TONIGHT’S OTHER HIGHLIGHTS

— Halle Berry and Sharon Stone star in the critically savaged 2004 superhero adventure “Catwoman” (6:30 p.m., Bounce).

— “American Ninja Warrior” (8 p.m., NBC, TV-PG).

— “90 Day Fiance: The Other Way” (8 p.m., TLC) enters its sixth season.

— Teens in trouble complicate a case on “NCIS” (9 p.m., CBS, TV-14).

— Bunk rooms offer a speed bump on the renovation competition series “Battle on the Beach” (9 p.m., HGTV).

— Home cooks compete using recipes they share with their loved ones and other comfort-food family traditions on “The Great American Recipe” (9 p.m., PBS).

— A bioweapons expert is found slain on “NCIS: Hawaii” (10 p.m., CBS, TV-14).

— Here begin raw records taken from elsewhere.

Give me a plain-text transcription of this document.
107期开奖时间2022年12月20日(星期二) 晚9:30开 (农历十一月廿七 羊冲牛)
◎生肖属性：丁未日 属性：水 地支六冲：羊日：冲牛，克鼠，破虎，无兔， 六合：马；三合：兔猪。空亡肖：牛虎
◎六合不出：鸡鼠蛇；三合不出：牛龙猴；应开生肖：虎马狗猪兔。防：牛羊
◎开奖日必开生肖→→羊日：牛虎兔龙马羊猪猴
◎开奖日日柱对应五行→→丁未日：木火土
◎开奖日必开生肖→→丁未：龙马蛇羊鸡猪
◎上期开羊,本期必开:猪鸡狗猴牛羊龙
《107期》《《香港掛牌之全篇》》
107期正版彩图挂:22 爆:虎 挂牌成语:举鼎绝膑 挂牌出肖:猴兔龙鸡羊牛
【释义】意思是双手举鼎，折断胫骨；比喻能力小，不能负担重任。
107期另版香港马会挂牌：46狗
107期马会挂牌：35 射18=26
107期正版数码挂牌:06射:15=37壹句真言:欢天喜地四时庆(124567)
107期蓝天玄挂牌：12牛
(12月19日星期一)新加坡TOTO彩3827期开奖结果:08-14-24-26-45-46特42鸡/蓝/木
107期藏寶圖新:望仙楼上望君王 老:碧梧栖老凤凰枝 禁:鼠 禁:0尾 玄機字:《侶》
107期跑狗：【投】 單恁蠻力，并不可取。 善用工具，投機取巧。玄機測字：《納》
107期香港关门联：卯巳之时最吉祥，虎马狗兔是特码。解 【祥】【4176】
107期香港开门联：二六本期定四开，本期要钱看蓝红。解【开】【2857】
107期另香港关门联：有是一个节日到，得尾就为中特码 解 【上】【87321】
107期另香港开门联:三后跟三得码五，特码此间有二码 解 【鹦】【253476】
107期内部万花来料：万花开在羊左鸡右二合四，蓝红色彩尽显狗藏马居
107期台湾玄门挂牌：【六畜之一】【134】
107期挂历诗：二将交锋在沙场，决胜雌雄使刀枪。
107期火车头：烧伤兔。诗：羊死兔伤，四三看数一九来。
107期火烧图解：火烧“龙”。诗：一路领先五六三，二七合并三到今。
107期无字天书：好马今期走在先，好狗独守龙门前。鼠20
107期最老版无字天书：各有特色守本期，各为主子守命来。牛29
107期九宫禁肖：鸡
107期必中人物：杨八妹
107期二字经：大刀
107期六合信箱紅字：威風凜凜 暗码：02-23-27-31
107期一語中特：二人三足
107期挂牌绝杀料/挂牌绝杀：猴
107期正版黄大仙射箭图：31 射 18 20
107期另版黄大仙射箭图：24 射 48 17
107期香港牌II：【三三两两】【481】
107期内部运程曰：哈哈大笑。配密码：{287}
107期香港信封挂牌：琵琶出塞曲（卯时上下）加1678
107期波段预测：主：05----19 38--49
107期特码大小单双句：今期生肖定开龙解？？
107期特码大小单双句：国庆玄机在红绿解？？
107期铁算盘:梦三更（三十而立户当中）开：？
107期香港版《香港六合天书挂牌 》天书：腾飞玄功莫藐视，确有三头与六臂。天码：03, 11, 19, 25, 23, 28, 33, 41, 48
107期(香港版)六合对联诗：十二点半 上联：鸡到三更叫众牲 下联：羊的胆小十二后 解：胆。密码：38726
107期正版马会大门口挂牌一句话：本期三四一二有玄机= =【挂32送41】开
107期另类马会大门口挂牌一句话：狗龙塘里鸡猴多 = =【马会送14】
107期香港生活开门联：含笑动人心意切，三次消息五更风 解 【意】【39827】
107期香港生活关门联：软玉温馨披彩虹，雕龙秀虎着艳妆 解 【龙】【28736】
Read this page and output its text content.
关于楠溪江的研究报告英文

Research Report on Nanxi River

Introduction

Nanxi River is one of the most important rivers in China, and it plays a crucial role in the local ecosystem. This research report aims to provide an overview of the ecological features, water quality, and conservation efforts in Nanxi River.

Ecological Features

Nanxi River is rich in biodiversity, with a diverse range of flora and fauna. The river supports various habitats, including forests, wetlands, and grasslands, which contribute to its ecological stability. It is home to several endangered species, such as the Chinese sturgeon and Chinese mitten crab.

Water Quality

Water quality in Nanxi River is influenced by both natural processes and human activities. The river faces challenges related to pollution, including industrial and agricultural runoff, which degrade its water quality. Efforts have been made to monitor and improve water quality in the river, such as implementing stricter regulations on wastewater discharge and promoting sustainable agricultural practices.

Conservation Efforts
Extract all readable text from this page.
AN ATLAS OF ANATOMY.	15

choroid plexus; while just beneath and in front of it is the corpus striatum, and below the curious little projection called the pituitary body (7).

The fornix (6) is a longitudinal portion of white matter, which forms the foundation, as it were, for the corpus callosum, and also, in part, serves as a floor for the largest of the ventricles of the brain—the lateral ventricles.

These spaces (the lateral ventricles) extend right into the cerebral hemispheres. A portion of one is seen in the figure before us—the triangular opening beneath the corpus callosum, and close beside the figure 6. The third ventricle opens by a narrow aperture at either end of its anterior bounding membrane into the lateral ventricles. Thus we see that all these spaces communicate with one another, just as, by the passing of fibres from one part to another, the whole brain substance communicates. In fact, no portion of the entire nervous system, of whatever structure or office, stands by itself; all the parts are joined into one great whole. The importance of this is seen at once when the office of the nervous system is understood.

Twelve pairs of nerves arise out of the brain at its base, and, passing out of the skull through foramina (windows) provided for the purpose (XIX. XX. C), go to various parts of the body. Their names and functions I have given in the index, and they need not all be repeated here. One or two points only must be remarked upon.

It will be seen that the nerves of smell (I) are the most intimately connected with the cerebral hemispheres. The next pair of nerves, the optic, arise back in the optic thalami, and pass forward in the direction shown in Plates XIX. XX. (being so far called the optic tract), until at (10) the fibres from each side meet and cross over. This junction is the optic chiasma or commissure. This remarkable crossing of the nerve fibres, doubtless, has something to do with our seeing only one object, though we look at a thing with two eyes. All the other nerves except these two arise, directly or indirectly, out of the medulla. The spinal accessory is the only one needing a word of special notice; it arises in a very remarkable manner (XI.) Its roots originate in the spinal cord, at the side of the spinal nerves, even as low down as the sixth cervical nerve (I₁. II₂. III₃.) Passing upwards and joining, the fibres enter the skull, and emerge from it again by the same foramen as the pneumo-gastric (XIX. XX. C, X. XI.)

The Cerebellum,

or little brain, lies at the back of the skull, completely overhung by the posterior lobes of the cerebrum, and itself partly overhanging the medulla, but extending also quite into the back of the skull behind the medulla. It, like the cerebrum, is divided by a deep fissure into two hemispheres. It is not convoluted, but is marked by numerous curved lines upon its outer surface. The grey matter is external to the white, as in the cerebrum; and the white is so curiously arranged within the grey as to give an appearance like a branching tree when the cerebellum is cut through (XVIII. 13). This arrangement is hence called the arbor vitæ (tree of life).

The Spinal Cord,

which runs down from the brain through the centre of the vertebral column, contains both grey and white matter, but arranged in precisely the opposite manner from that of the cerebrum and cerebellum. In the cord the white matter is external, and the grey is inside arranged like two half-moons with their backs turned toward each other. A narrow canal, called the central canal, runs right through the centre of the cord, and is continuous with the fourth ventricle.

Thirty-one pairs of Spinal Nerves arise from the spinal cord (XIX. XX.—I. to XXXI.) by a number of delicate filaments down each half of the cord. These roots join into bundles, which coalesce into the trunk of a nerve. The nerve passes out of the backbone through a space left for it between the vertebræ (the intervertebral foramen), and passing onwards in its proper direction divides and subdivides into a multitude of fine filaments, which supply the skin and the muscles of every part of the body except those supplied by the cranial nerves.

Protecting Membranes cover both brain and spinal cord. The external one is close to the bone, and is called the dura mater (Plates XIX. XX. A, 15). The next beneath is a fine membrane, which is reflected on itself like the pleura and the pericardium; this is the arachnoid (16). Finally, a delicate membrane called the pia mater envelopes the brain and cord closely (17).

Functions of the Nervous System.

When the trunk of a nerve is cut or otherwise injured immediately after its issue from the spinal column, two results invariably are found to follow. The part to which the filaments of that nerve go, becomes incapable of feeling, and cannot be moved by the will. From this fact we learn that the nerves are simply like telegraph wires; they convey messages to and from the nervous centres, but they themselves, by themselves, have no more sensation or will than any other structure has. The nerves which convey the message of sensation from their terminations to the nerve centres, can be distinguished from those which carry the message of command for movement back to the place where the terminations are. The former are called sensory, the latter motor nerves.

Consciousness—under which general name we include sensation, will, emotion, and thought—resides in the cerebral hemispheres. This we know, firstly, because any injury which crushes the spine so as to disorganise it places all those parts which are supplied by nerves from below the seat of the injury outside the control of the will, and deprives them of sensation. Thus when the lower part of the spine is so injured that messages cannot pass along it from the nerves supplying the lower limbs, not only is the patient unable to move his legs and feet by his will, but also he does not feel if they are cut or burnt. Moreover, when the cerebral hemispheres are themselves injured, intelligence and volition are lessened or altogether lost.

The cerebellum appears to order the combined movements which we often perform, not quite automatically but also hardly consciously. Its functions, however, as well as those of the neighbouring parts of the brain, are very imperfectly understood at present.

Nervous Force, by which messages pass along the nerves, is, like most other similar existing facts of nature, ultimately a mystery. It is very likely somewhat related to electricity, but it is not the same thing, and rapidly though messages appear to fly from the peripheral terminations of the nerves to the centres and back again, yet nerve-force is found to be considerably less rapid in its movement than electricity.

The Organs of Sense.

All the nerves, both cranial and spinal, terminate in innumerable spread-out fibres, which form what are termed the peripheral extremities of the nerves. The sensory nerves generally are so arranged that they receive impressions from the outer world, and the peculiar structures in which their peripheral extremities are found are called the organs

— Two women recall their coming of age in Laredo, Texas, in the first-person documentary “Hummingbirds” on “POV” (10 p.m., PBS, check local listings). If your local PBS affiliate isn’t airing “POV” tonight, “Hummingbirds” can be streamed on the PBS app and on PBS.org starting on Sept. 29.

CULT CHOICE

After decades of saccharine films forced on Hollywood by religious censorship between the Depression and the late 1960s, it’s bracing to come upon a 1933 satire like “Baby Face” (11:30 p.m., TCM), starring Barbara Stanwyck as a young Pennsylvania woman who uses sexual favors to work her way up the corporate ladder. Look for a young John Wayne as one of her conquests. The bawdy audacity of the film helped inspire “the Code” that kept audience “safe” from such content for 30-some years.

SERIES NOTES

On two episodes of “The Neighborhood” (8 p.m., CBS, r, TV-PG): big news (8 p.m.); a record of redlining (8:30 p.m.) … “Name That Tune” (8 p.m., Fox, TV-14) … “The 1% Club” (9 p.m., Fox, TV-14) … “Celebrity Wheel of Fortune” (8 p.m., ABC, TV-PG) … “Celebrity Jeopardy!” (9 p.m. and 10 p.m., ABC, TV-PG) …”The Wall” (10 p.m., NBC).

LATE NIGHT

Jimmy Fallon welcomes Steve Carell, Amandla Stenberg, Noah Lyles and Carly Pearce on “The Tonight Show” (11:35 p.m., NBC) … Kevin Bacon, Chris Colfer and Sydnee Washington visit “Late Night With Seth Meyers” (12:35 a.m., NBC) … Taylor Tomlinson hosts “After Midnight” (12:37 a.m., CBS).